La mattina del 6 maggio del 1848 l’esercito piemontese, sotto il comando del generale Bava, iniziò la manovra d’avvicinamento. Quattro colonne di truppe partirono da direzioni diverse che dovevano congiungersi presso il “rideau” (lo spalto naturale che da Chievo a San Massimo giungeva fino a S.Lucia) e che costituiva la linea di difesa avanzata austriaca della città.

A causa dello scarso coordinamento delle truppe le divisioni non riuscirono a congiungersi e la maggior parte delle forze si ritrovò per errore a S.Lucia. Qui si svolse la battaglia, in particolare concentrata nei pressi del cimitero di S.Lucia, dove era stanziato il comando dell’esercito austriaco, che resistette tenacemente.

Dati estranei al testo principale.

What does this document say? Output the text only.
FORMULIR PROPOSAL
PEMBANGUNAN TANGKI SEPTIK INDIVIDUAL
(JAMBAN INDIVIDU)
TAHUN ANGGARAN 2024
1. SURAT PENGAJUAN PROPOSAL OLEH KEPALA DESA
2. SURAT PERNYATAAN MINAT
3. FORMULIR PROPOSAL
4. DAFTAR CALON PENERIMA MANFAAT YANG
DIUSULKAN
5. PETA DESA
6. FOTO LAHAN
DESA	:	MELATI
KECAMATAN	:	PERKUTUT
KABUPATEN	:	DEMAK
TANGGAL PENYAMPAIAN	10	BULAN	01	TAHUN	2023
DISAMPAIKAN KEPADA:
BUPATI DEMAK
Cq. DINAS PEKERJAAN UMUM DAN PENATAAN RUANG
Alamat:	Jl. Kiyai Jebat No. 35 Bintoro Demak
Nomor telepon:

In tarda mattinata arrivarono i rinforzi e Bava poté attaccare con successo, costringendo gli austriaci a ritirarsi in città lasciando S.Lucia in mano ai piemontesi. Se a questo punto Bava avesse attaccato più in profondità, probabilmente sarebbe riuscito ad interrompere i collegamenti di Verona con Trento e quindi

con l’Austria e ad ottenere la vittoria.

Ma gli insuccessi delle truppe piemontesi nell’attacco del borgo di San Massimo e presso la Croce Bianca e la mancata rivolta dei veronesi portarono il re Carlo Alberto a comandare la ritirata. Radetzky fece uscire le sue truppe da Verona e lanciò la controffensiva, qui ad una prima resistenza dei piemontesi segui una fuga disordinata, subendo numerose perdite (1.500 tra morti e feriti) e lasciarono S. Lucia in mano agli Austriaci.

Le ragioni della mancata sollevazione popolare dei veronesi nel 1848 contro gli austriaci, possono ricondursi a diversi fattori.

Gli Austriaci a Verona avevano creato nuovi posti di lavoro legati alla costruzione delle opere difensive, e alle attività economiche indotte. Portando cosi un certo benessere economico, pur gravato da numerose servitù militari che impedirono di fatto lo sviluppo di una economia civile. Col tempo tale benessere venne compromesso anche da una sempre più elevata tassazione per il mantenimento della macchina bellica, che dopo il 1859 divenne particolarmente oneroso.

Vi era inoltre a Verona un forte controllo militare con esplicita minaccia austriaca di bombardare la città in caso di rivolta a cui si contrapponeva solo un’incerta e debole azione dei patrioti veronesi.